Did I mention the title of the movie they're making? It's called "The Old Mill."
Frustrated no end and seeking miracle inspiration, the neurotic, guileless writer finds solace in an peculiar flirtation with the proprietor of a local bookshop (Rebecca Pidgeon, Mamet's wife). But that just stirs up more trouble for the Hollywood interlopers when her jealous finance, the litigious local D.A., avenges himself by prosecuting Baldwin for bedding a local teenager (Julia Stiles).
(Baldwin pooh-poohs his carnal proclivity by declaring, with total sincerity, that "everybody needs a hobby.")

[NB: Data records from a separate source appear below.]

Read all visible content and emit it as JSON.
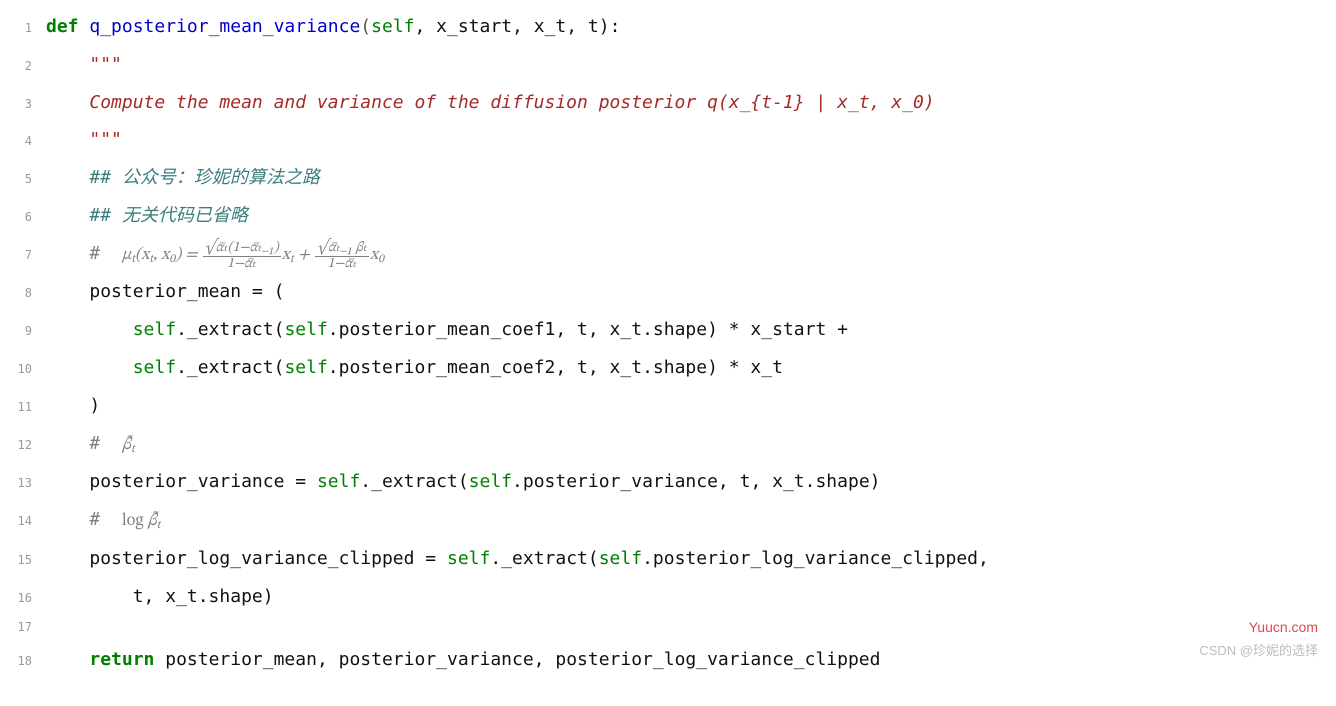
{
  "colors": {
    "background": "#ffffff",
    "text": "#111111",
    "gutter": "#9a9a9a",
    "keyword": "#008000",
    "func": "#0000c8",
    "self": "#008000",
    "docstring": "#a52a2a",
    "comment": "#3c7d7d",
    "math_comment": "#808080",
    "punct": "#555555",
    "watermark1": "#d9363e",
    "watermark2": "#bdbdbd"
  },
  "typography": {
    "mono_family": "Menlo / Consolas",
    "code_fontsize_pt": 14,
    "gutter_fontsize_pt": 9,
    "math_family": "serif-italic",
    "line_height": 2.1
  },
  "watermarks": {
    "top": "Yuucn.com",
    "bottom": "CSDN @珍妮的选择"
  },
  "gutter": [
    "1",
    "2",
    "3",
    "4",
    "5",
    "6",
    "7",
    "8",
    "9",
    "10",
    "11",
    "12",
    "13",
    "14",
    "15",
    "16",
    "17",
    "18"
  ],
  "code": {
    "l1": {
      "kw": "def",
      "fn": "q_posterior_mean_variance",
      "slf": "self",
      "args_rest": ", x_start, x_t, t):"
    },
    "l2": "\"\"\"",
    "l3": "Compute the mean and variance of the diffusion posterior q(x_{t-1} | x_t, x_0)",
    "l4": "\"\"\"",
    "l5": "## 公众号：珍妮的算法之路",
    "l6": "## 无关代码已省略",
    "l7": {
      "prefix": "#  ",
      "mu": "μ",
      "sub_t": "t",
      "open": "(x",
      "x0": ", x",
      "sub0": "0",
      "close": ") = ",
      "frac1_num": "√α̅ₜ(1−α̅ₜ₋₁)",
      "frac1_den": "1−α̅ₜ",
      "xt": "x",
      "plus": " + ",
      "frac2_num": "√α̅ₜ₋₁ βₜ",
      "frac2_den": "1−α̅ₜ",
      "x0lbl": "x"
    },
    "l8": "posterior_mean = (",
    "l9": {
      "slf1": "self",
      "m1": "._extract(",
      "slf2": "self",
      "m2": ".posterior_mean_coef1, t, x_t.shape) * x_start +"
    },
    "l10": {
      "slf1": "self",
      "m1": "._extract(",
      "slf2": "self",
      "m2": ".posterior_mean_coef2, t, x_t.shape) * x_t"
    },
    "l11": ")",
    "l12": {
      "prefix": "#  ",
      "sym": "β̃",
      "sub": "t"
    },
    "l13": {
      "a": "posterior_variance = ",
      "slf1": "self",
      "b": "._extract(",
      "slf2": "self",
      "c": ".posterior_variance, t, x_t.shape)"
    },
    "l14": {
      "prefix": "#  ",
      "log": "log ",
      "sym": "β̃",
      "sub": "t"
    },
    "l15": {
      "a": "posterior_log_variance_clipped = ",
      "slf1": "self",
      "b": "._extract(",
      "slf2": "self",
      "c": ".posterior_log_variance_clipped,"
    },
    "l16": "t, x_t.shape)",
    "l17": "",
    "l18": {
      "kw": "return",
      "rest": " posterior_mean, posterior_variance, posterior_log_variance_clipped"
    }
  },
  "indent": {
    "i1": "    ",
    "i2": "        ",
    "i3": "            "
  }
}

Blooming with Mamet's keenly trenchant banter, bristling with roguish industry gibes and aided by pitch-perfect performances from Macy and Hoffman, the comedy in "State and Main" peels like an onion -- with funnier, more mischievous ironies taking several scenes (or even the whole movie) to fully unfold.
But never one to just kid around, the writer-director also makes a shrewd underlying observation about how eagerly actors, writers and directors compromise themselves to crank out celluloid crap if it might get their hands on that brass ring of boffo box office.
"State and Main" is the first brilliantly biting showbiz satire of Hollywood's second century, and one of the genre's most droll and original entries. But to pay my own mocking homage to the industry's disposition for the unoriginal, pop-referential two minute pitch, let me describe in 25 words or less: You could say it's "The Player" goes to Bedford Falls. But that wouldn't begin to do this movie justice.